Lecciones de Manchay

Gustavo Guerra-García

Escribe Gustavo Guerra-García

Las protestas en Manchay han sido causadas principalmente por una insuficiente comunicación. La gestión amarilla no tuvo operadores políticos y tampoco comunicadores en la zona. Por ello, no hubo prevención ni diálogo. Es obvio que el conflicto en su forma más violenta estuvo liderado por los empresarios, choferes y propietarios de las unidades de las rutas que debían reestructurarse. Los choferes de esas rutas que viven en Manchay recibieron la solidaridad de sus familias y del entorno de Manchay.
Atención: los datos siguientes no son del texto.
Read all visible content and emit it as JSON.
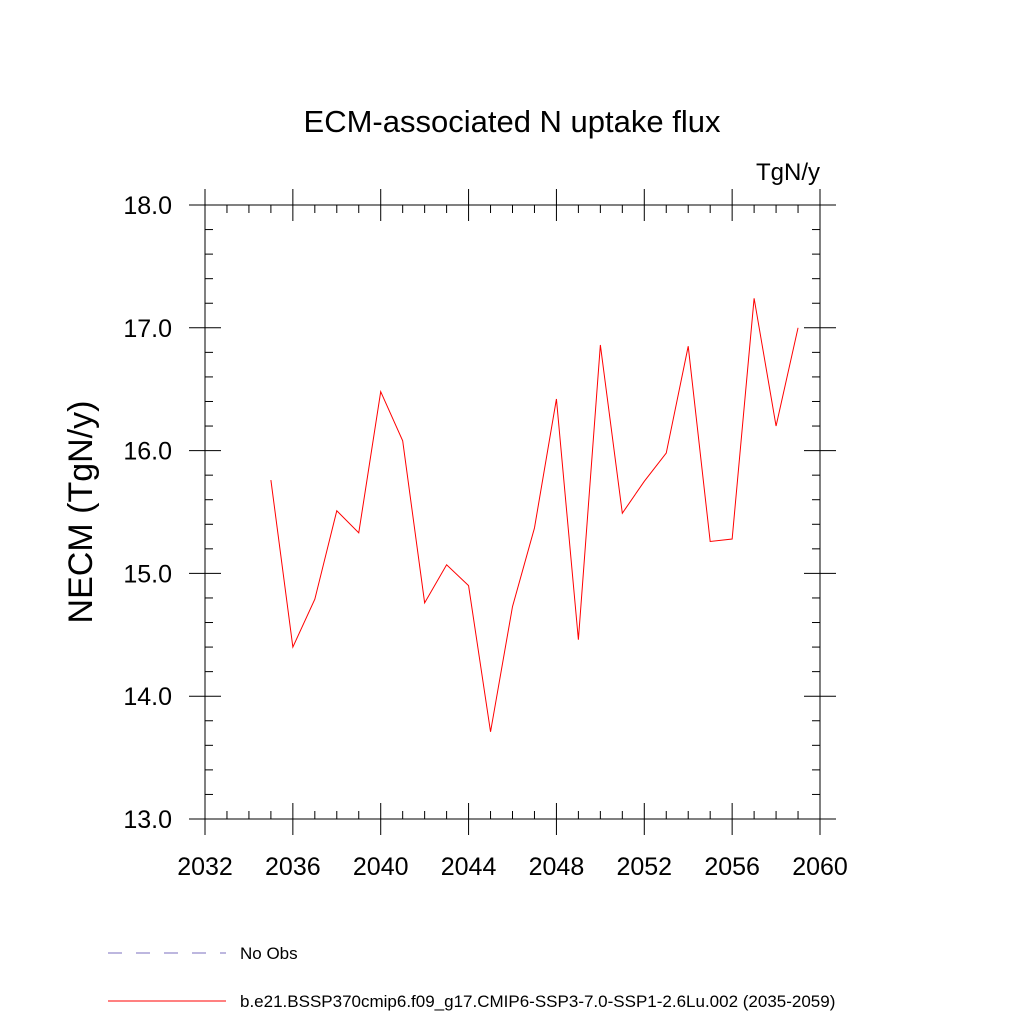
{
  "chart_data": {
    "type": "line",
    "title": "ECM-associated N uptake flux",
    "units": "TgN/y",
    "ylabel": "NECM  (TgN/y)",
    "xlabel": "",
    "xlim": [
      2032,
      2060
    ],
    "ylim": [
      13.0,
      18.0
    ],
    "x_ticks": [
      2032,
      2036,
      2040,
      2044,
      2048,
      2052,
      2056,
      2060
    ],
    "x_tick_labels": [
      "2032",
      "2036",
      "2040",
      "2044",
      "2048",
      "2052",
      "2056",
      "2060"
    ],
    "y_ticks": [
      13.0,
      14.0,
      15.0,
      16.0,
      17.0,
      18.0
    ],
    "y_tick_labels": [
      "13.0",
      "14.0",
      "15.0",
      "16.0",
      "17.0",
      "18.0"
    ],
    "x_minor_step": 1,
    "y_minor_step": 0.2,
    "series": [
      {
        "name": "b.e21.BSSP370cmip6.f09_g17.CMIP6-SSP3-7.0-SSP1-2.6Lu.002 (2035-2059)",
        "color": "#ff0000",
        "style": "solid",
        "x": [
          2035,
          2036,
          2037,
          2038,
          2039,
          2040,
          2041,
          2042,
          2043,
          2044,
          2045,
          2046,
          2047,
          2048,
          2049,
          2050,
          2051,
          2052,
          2053,
          2054,
          2055,
          2056,
          2057,
          2058,
          2059
        ],
        "y": [
          15.76,
          14.4,
          14.79,
          15.51,
          15.33,
          16.48,
          16.08,
          14.76,
          15.07,
          14.9,
          13.71,
          14.73,
          15.37,
          16.42,
          14.46,
          16.86,
          15.49,
          15.75,
          15.98,
          16.85,
          15.26,
          15.28,
          17.24,
          16.2,
          17.0
        ]
      }
    ],
    "legend": [
      {
        "label": "No Obs",
        "color": "#7b6fbf",
        "style": "dashed"
      },
      {
        "label": "b.e21.BSSP370cmip6.f09_g17.CMIP6-SSP3-7.0-SSP1-2.6Lu.002 (2035-2059)",
        "color": "#ff0000",
        "style": "solid"
      }
    ],
    "legend_position": "bottom-left"
  }
}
En este sentido, los concesionarios también tienen responsabilidad, pues siempre es importante incorporar a las planillas de los consorcios ganadores a los choferes de las rutas que se van a reestructurar, sobre todo si se trata de una zona de bajos ingresos y, por tanto, de una población más sensible a cambios. Pero también Protransporte debería poner especial atención en los choferes de las rutas que se reestructuran y preparar con tiempo sus programas de reconversión y reinserción laboral. Para eso hay fondos en un Proyecto de Inversión Pública que obtuvo viabilidad en enero del 2014, así que esa falla no puede ser un tema de recursos.

Manchay

Un segundo tema a resolver es el de los viajes cortos. En realidad, desde la puerta de Manchay por la avenida principal del Manchay hasta las profundidades de dicha zona se podrían haber mantenido rutas reestructuradas que cobren 50 centavos, como lo hicimos en el Rímac en la zona norte del corredor Tacna-Garcilazo-Arequipa, en donde coexisten rutas de tramos cortos que se han alargado a diferentes zonas del Rímac con la operación de la ruta troncal. El diseño operacional del corredor es correcto, pero siempre se requieren ajustes a la realidad social.
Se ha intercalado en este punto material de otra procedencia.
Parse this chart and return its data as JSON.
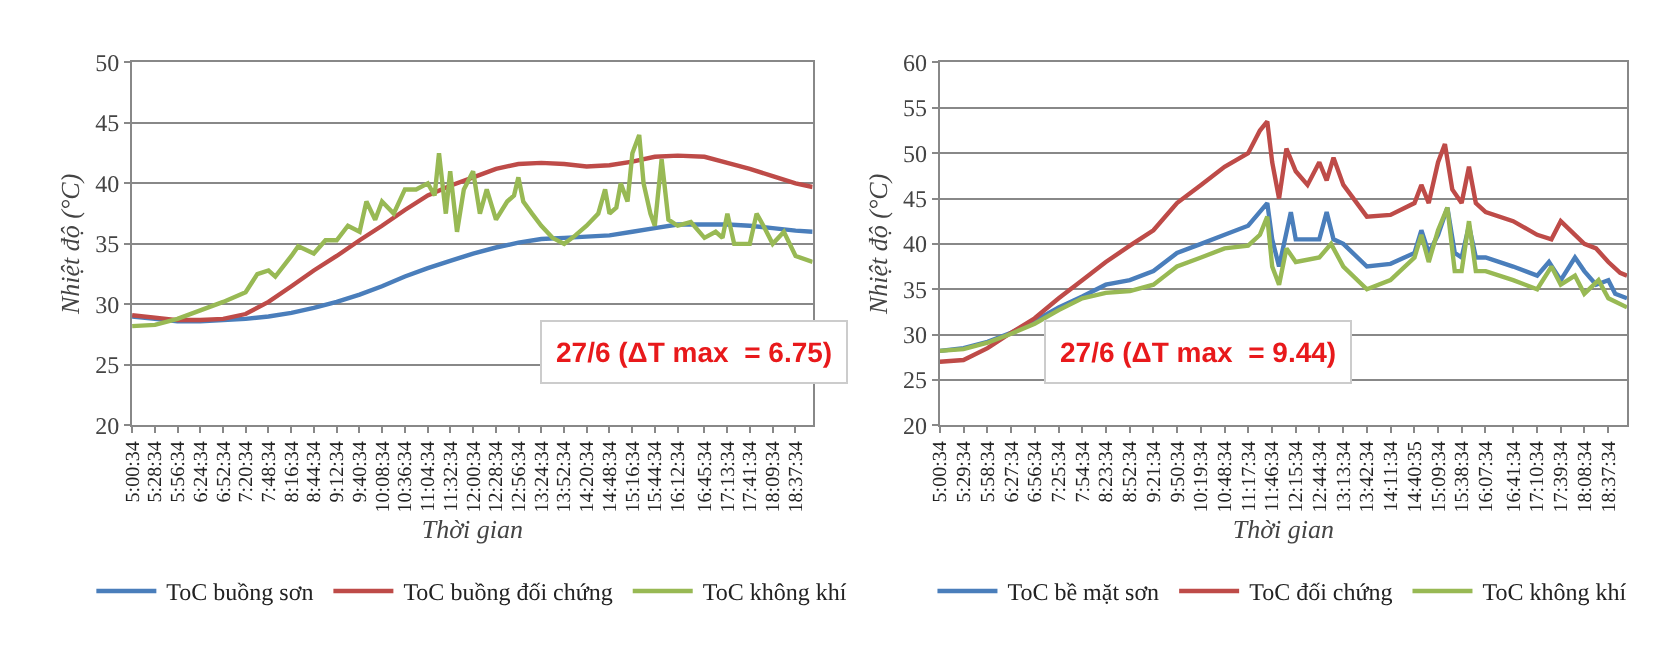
{
  "chart_data": [
    {
      "type": "line",
      "xlabel": "Thời gian",
      "ylabel": "Nhiệt độ (°C)",
      "grid": "y",
      "legend": "bottom",
      "line_style": "solid",
      "xlim": [
        5.0094,
        18.98
      ],
      "ylim": [
        20,
        50
      ],
      "yticks": [
        20,
        25,
        30,
        35,
        40,
        45,
        50
      ],
      "xticks": [
        {
          "value": 5.0094,
          "label": "5:00:34"
        },
        {
          "value": 5.4761,
          "label": "5:28:34"
        },
        {
          "value": 5.9428,
          "label": "5:56:34"
        },
        {
          "value": 6.4094,
          "label": "6:24:34"
        },
        {
          "value": 6.8761,
          "label": "6:52:34"
        },
        {
          "value": 7.3428,
          "label": "7:20:34"
        },
        {
          "value": 7.8094,
          "label": "7:48:34"
        },
        {
          "value": 8.2761,
          "label": "8:16:34"
        },
        {
          "value": 8.7428,
          "label": "8:44:34"
        },
        {
          "value": 9.2094,
          "label": "9:12:34"
        },
        {
          "value": 9.6761,
          "label": "9:40:34"
        },
        {
          "value": 10.1428,
          "label": "10:08:34"
        },
        {
          "value": 10.6094,
          "label": "10:36:34"
        },
        {
          "value": 11.0761,
          "label": "11:04:34"
        },
        {
          "value": 11.5428,
          "label": "11:32:34"
        },
        {
          "value": 12.0094,
          "label": "12:00:34"
        },
        {
          "value": 12.4761,
          "label": "12:28:34"
        },
        {
          "value": 12.9428,
          "label": "12:56:34"
        },
        {
          "value": 13.4094,
          "label": "13:24:34"
        },
        {
          "value": 13.8761,
          "label": "13:52:34"
        },
        {
          "value": 14.3428,
          "label": "14:20:34"
        },
        {
          "value": 14.8094,
          "label": "14:48:34"
        },
        {
          "value": 15.2761,
          "label": "15:16:34"
        },
        {
          "value": 15.7428,
          "label": "15:44:34"
        },
        {
          "value": 16.2094,
          "label": "16:12:34"
        },
        {
          "value": 16.7594,
          "label": "16:45:34"
        },
        {
          "value": 17.2261,
          "label": "17:13:34"
        },
        {
          "value": 17.6928,
          "label": "17:41:34"
        },
        {
          "value": 18.1594,
          "label": "18:09:34"
        },
        {
          "value": 18.6261,
          "label": "18:37:34"
        }
      ],
      "annotations": [
        "27/6 (ΔT max  = 6.75)"
      ],
      "series": [
        {
          "name": "ToC buồng sơn",
          "color": "#4a7ebb",
          "x": [
            5.01,
            5.48,
            5.94,
            6.41,
            6.88,
            7.34,
            7.81,
            8.28,
            8.74,
            9.21,
            9.68,
            10.14,
            10.61,
            11.08,
            11.54,
            12.01,
            12.48,
            12.94,
            13.41,
            13.88,
            14.34,
            14.81,
            15.28,
            15.74,
            16.21,
            16.76,
            17.23,
            17.69,
            18.16,
            18.63,
            18.98
          ],
          "values": [
            29,
            28.8,
            28.6,
            28.6,
            28.7,
            28.8,
            29.0,
            29.3,
            29.7,
            30.2,
            30.8,
            31.5,
            32.3,
            33.0,
            33.6,
            34.2,
            34.7,
            35.1,
            35.4,
            35.5,
            35.6,
            35.7,
            36.0,
            36.3,
            36.6,
            36.6,
            36.6,
            36.5,
            36.3,
            36.1,
            36.0
          ]
        },
        {
          "name": "ToC buồng đối chứng",
          "color": "#be4b48",
          "x": [
            5.01,
            5.48,
            5.94,
            6.41,
            6.88,
            7.34,
            7.81,
            8.28,
            8.74,
            9.21,
            9.68,
            10.14,
            10.61,
            11.08,
            11.54,
            12.01,
            12.48,
            12.94,
            13.41,
            13.88,
            14.34,
            14.81,
            15.28,
            15.74,
            16.21,
            16.76,
            17.23,
            17.69,
            18.16,
            18.63,
            18.98
          ],
          "values": [
            29.1,
            28.9,
            28.7,
            28.7,
            28.8,
            29.2,
            30.2,
            31.5,
            32.8,
            34.0,
            35.3,
            36.5,
            37.8,
            39.0,
            39.8,
            40.5,
            41.2,
            41.6,
            41.7,
            41.6,
            41.4,
            41.5,
            41.8,
            42.2,
            42.3,
            42.2,
            41.7,
            41.2,
            40.6,
            40.0,
            39.7
          ]
        },
        {
          "name": "ToC không khí",
          "color": "#98b954",
          "x": [
            5.01,
            5.48,
            5.94,
            6.41,
            6.88,
            7.34,
            7.58,
            7.81,
            7.95,
            8.28,
            8.42,
            8.74,
            8.98,
            9.21,
            9.44,
            9.68,
            9.82,
            10.0,
            10.14,
            10.38,
            10.61,
            10.84,
            11.08,
            11.22,
            11.31,
            11.45,
            11.54,
            11.68,
            11.82,
            12.01,
            12.15,
            12.29,
            12.48,
            12.71,
            12.85,
            12.94,
            13.04,
            13.22,
            13.41,
            13.64,
            13.88,
            14.11,
            14.34,
            14.58,
            14.72,
            14.81,
            14.95,
            15.04,
            15.18,
            15.28,
            15.42,
            15.51,
            15.65,
            15.74,
            15.88,
            16.02,
            16.21,
            16.48,
            16.76,
            16.99,
            17.13,
            17.23,
            17.37,
            17.69,
            17.83,
            17.97,
            18.16,
            18.39,
            18.63,
            18.98
          ],
          "values": [
            28.2,
            28.3,
            28.8,
            29.5,
            30.2,
            31.0,
            32.5,
            32.8,
            32.3,
            34.0,
            34.8,
            34.2,
            35.3,
            35.3,
            36.5,
            36.0,
            38.5,
            37.0,
            38.5,
            37.5,
            39.5,
            39.5,
            40.0,
            39.0,
            42.5,
            37.5,
            41.0,
            36.0,
            39.5,
            41.0,
            37.5,
            39.5,
            37.0,
            38.5,
            39.0,
            40.5,
            38.5,
            37.5,
            36.5,
            35.5,
            35.0,
            35.7,
            36.5,
            37.5,
            39.5,
            37.5,
            38.0,
            40.0,
            38.5,
            42.5,
            44.0,
            40.0,
            37.5,
            36.5,
            42.0,
            37.0,
            36.5,
            36.8,
            35.5,
            36.0,
            35.5,
            37.5,
            35.0,
            35.0,
            37.5,
            36.5,
            35.0,
            36.0,
            34.0,
            33.5
          ]
        }
      ]
    },
    {
      "type": "line",
      "xlabel": "Thời gian",
      "ylabel": "Nhiệt độ (°C)",
      "grid": "y",
      "legend": "bottom",
      "line_style": "solid",
      "xlim": [
        5.0094,
        19.01
      ],
      "ylim": [
        20,
        60
      ],
      "yticks": [
        20,
        25,
        30,
        35,
        40,
        45,
        50,
        55,
        60
      ],
      "xticks": [
        {
          "value": 5.0094,
          "label": "5:00:34"
        },
        {
          "value": 5.4928,
          "label": "5:29:34"
        },
        {
          "value": 5.9761,
          "label": "5:58:34"
        },
        {
          "value": 6.4594,
          "label": "6:27:34"
        },
        {
          "value": 6.9428,
          "label": "6:56:34"
        },
        {
          "value": 7.4261,
          "label": "7:25:34"
        },
        {
          "value": 7.9094,
          "label": "7:54:34"
        },
        {
          "value": 8.3928,
          "label": "8:23:34"
        },
        {
          "value": 8.8761,
          "label": "8:52:34"
        },
        {
          "value": 9.3594,
          "label": "9:21:34"
        },
        {
          "value": 9.8428,
          "label": "9:50:34"
        },
        {
          "value": 10.3261,
          "label": "10:19:34"
        },
        {
          "value": 10.8094,
          "label": "10:48:34"
        },
        {
          "value": 11.2928,
          "label": "11:17:34"
        },
        {
          "value": 11.7761,
          "label": "11:46:34"
        },
        {
          "value": 12.2594,
          "label": "12:15:34"
        },
        {
          "value": 12.7428,
          "label": "12:44:34"
        },
        {
          "value": 13.2261,
          "label": "13:13:34"
        },
        {
          "value": 13.7094,
          "label": "13:42:34"
        },
        {
          "value": 14.1928,
          "label": "14:11:34"
        },
        {
          "value": 14.6764,
          "label": "14:40:35"
        },
        {
          "value": 15.1594,
          "label": "15:09:34"
        },
        {
          "value": 15.6428,
          "label": "15:38:34"
        },
        {
          "value": 16.1261,
          "label": "16:07:34"
        },
        {
          "value": 16.6928,
          "label": "16:41:34"
        },
        {
          "value": 17.1761,
          "label": "17:10:34"
        },
        {
          "value": 17.6594,
          "label": "17:39:34"
        },
        {
          "value": 18.1428,
          "label": "18:08:34"
        },
        {
          "value": 18.6261,
          "label": "18:37:34"
        }
      ],
      "annotations": [
        "27/6 (ΔT max  = 9.44)"
      ],
      "series": [
        {
          "name": "ToC bề mặt sơn",
          "color": "#4a7ebb",
          "x": [
            5.01,
            5.49,
            5.98,
            6.46,
            6.94,
            7.43,
            7.91,
            8.39,
            8.88,
            9.36,
            9.84,
            10.33,
            10.81,
            11.29,
            11.68,
            11.78,
            11.92,
            12.16,
            12.26,
            12.74,
            12.89,
            13.03,
            13.23,
            13.71,
            14.19,
            14.68,
            14.82,
            14.97,
            15.16,
            15.35,
            15.5,
            15.64,
            15.79,
            15.93,
            16.13,
            16.69,
            17.18,
            17.42,
            17.66,
            17.95,
            18.14,
            18.38,
            18.63,
            18.77,
            19.01
          ],
          "values": [
            28.2,
            28.5,
            29.2,
            30.2,
            31.5,
            33.0,
            34.2,
            35.5,
            36.0,
            37.0,
            39.0,
            40.0,
            41.0,
            42.0,
            44.5,
            40.5,
            37.5,
            43.5,
            40.5,
            40.5,
            43.5,
            40.5,
            40.0,
            37.5,
            37.8,
            39.0,
            41.5,
            39.0,
            41.0,
            44.0,
            39.0,
            38.5,
            42.0,
            38.5,
            38.5,
            37.5,
            36.5,
            38.0,
            36.0,
            38.5,
            37.0,
            35.5,
            36.0,
            34.5,
            34.0
          ]
        },
        {
          "name": "ToC đối chứng",
          "color": "#be4b48",
          "x": [
            5.01,
            5.49,
            5.98,
            6.46,
            6.94,
            7.43,
            7.91,
            8.39,
            8.88,
            9.36,
            9.84,
            10.33,
            10.81,
            11.29,
            11.53,
            11.68,
            11.78,
            11.92,
            12.07,
            12.26,
            12.5,
            12.74,
            12.89,
            13.03,
            13.23,
            13.71,
            14.19,
            14.68,
            14.82,
            14.97,
            15.16,
            15.3,
            15.45,
            15.64,
            15.79,
            15.93,
            16.13,
            16.69,
            17.18,
            17.47,
            17.66,
            18.14,
            18.38,
            18.63,
            18.87,
            19.01
          ],
          "values": [
            27,
            27.2,
            28.5,
            30.2,
            31.8,
            34.0,
            36.0,
            38.0,
            39.8,
            41.5,
            44.5,
            46.5,
            48.5,
            50.0,
            52.5,
            53.5,
            49.0,
            45.0,
            50.5,
            48.0,
            46.5,
            49.0,
            47.0,
            49.5,
            46.5,
            43.0,
            43.2,
            44.5,
            46.5,
            44.5,
            49.0,
            51.0,
            46.0,
            44.5,
            48.5,
            44.5,
            43.5,
            42.5,
            41.0,
            40.5,
            42.5,
            40.0,
            39.5,
            38.0,
            36.8,
            36.5
          ]
        },
        {
          "name": "ToC không khí",
          "color": "#98b954",
          "x": [
            5.01,
            5.49,
            5.98,
            6.46,
            6.94,
            7.43,
            7.91,
            8.39,
            8.88,
            9.36,
            9.6,
            9.84,
            10.33,
            10.81,
            11.29,
            11.53,
            11.68,
            11.78,
            11.92,
            12.07,
            12.26,
            12.74,
            12.98,
            13.23,
            13.71,
            14.19,
            14.68,
            14.82,
            14.97,
            15.16,
            15.35,
            15.5,
            15.64,
            15.79,
            15.93,
            16.13,
            16.69,
            17.18,
            17.47,
            17.66,
            17.95,
            18.14,
            18.43,
            18.63,
            19.01
          ],
          "values": [
            28.2,
            28.4,
            29.1,
            30.1,
            31.2,
            32.7,
            34.0,
            34.6,
            34.8,
            35.5,
            36.5,
            37.5,
            38.5,
            39.5,
            39.8,
            41.0,
            43.0,
            37.5,
            35.5,
            39.5,
            38.0,
            38.5,
            40.0,
            37.5,
            35.0,
            36.0,
            38.5,
            41.0,
            38.0,
            41.5,
            44.0,
            37.0,
            37.0,
            42.5,
            37.0,
            37.0,
            36.0,
            35.0,
            37.5,
            35.5,
            36.5,
            34.5,
            36.0,
            34.0,
            33.0
          ]
        }
      ]
    }
  ]
}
Un tercer tema son las conexiones entre las empresas cuyas rutas tienen un origen mafioso (principalmente del Callao operando en Lima) y el conflicto en Manchay. Es obvio que una parte de los incentivos para protestar de forma violenta es asustar a la gestión actual de la MML para desincentivarlos a reestructurar el corredor Javier Prado-La Marina-Faucett.
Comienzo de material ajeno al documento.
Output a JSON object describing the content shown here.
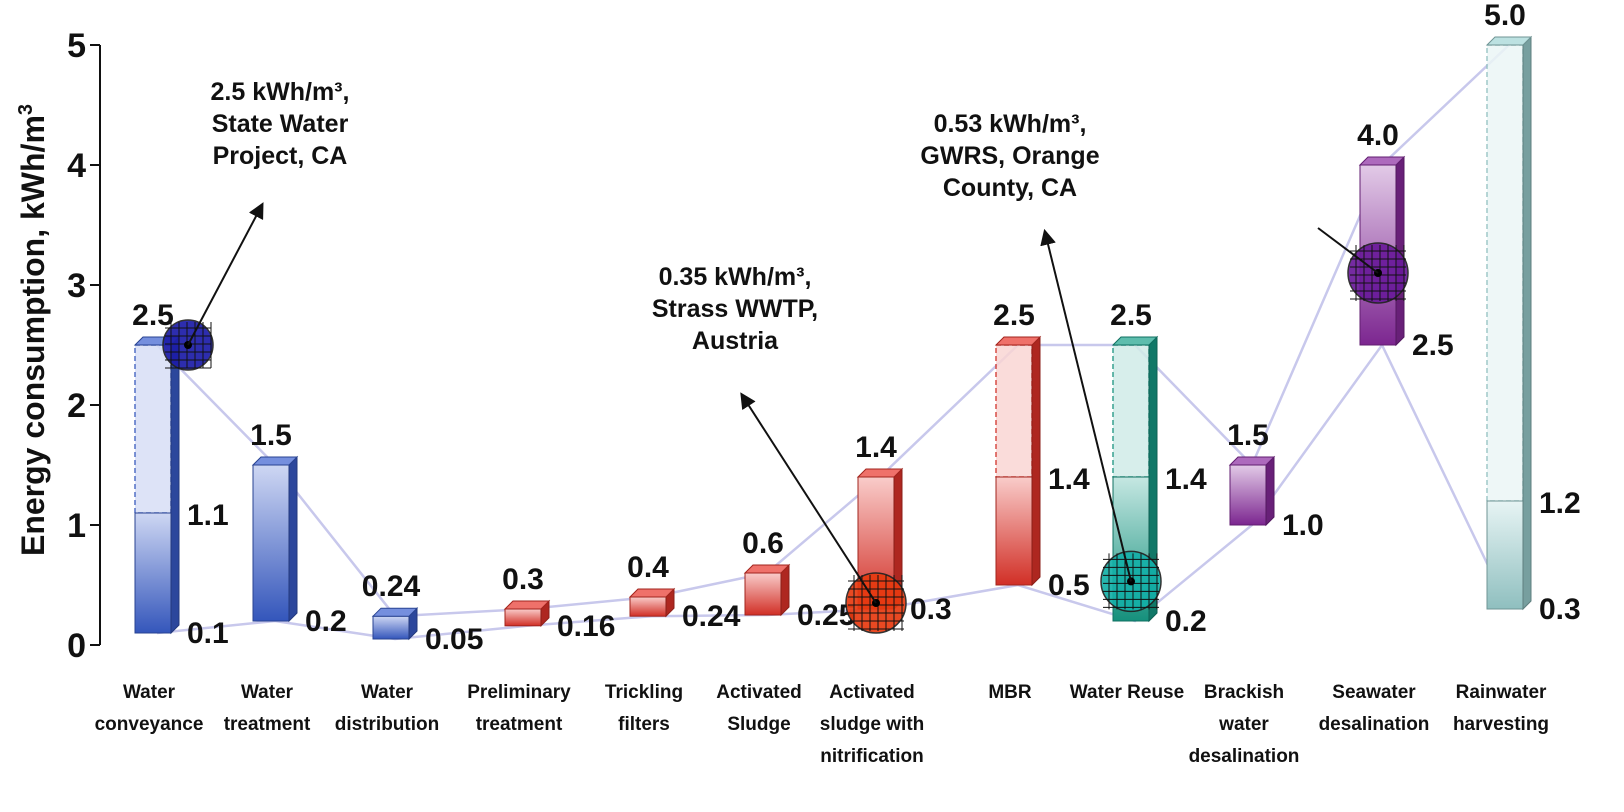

Y esto es importante porque la avenida Javier Prado será el lugar en donde ocurra la batalla decisiva de la reforma del transporte. Si la MML logra sacar a las Oriones de dicha avenida, cortará la fuente principal de recursos (son 70 rutas del Callao en Javier Prado) de los que se oponen por razones subalternas a la reforma. El resto de la implementación de la reforma será de bajada si el alcalde Castañeda tiene éxito en el Corredor Javier Prado-La Marina-Faucett. En este sentido, quizás lo mejor sea que Protransporte se concentre en la troncal de Javier Prado y no se desgaste en conflictos provenientes de batallas menores, en donde la alianza de los empresarios cascarones del Callao, con otros afectados, puedan exacerbar los conflictos más allá de lo razonable. Toda la ciudadanía debe exigir que se culmine con la implementación de la troncal del corredor de Javier Prado y apoyar a la actual administración en esta batalla que es de todos. Si se puede.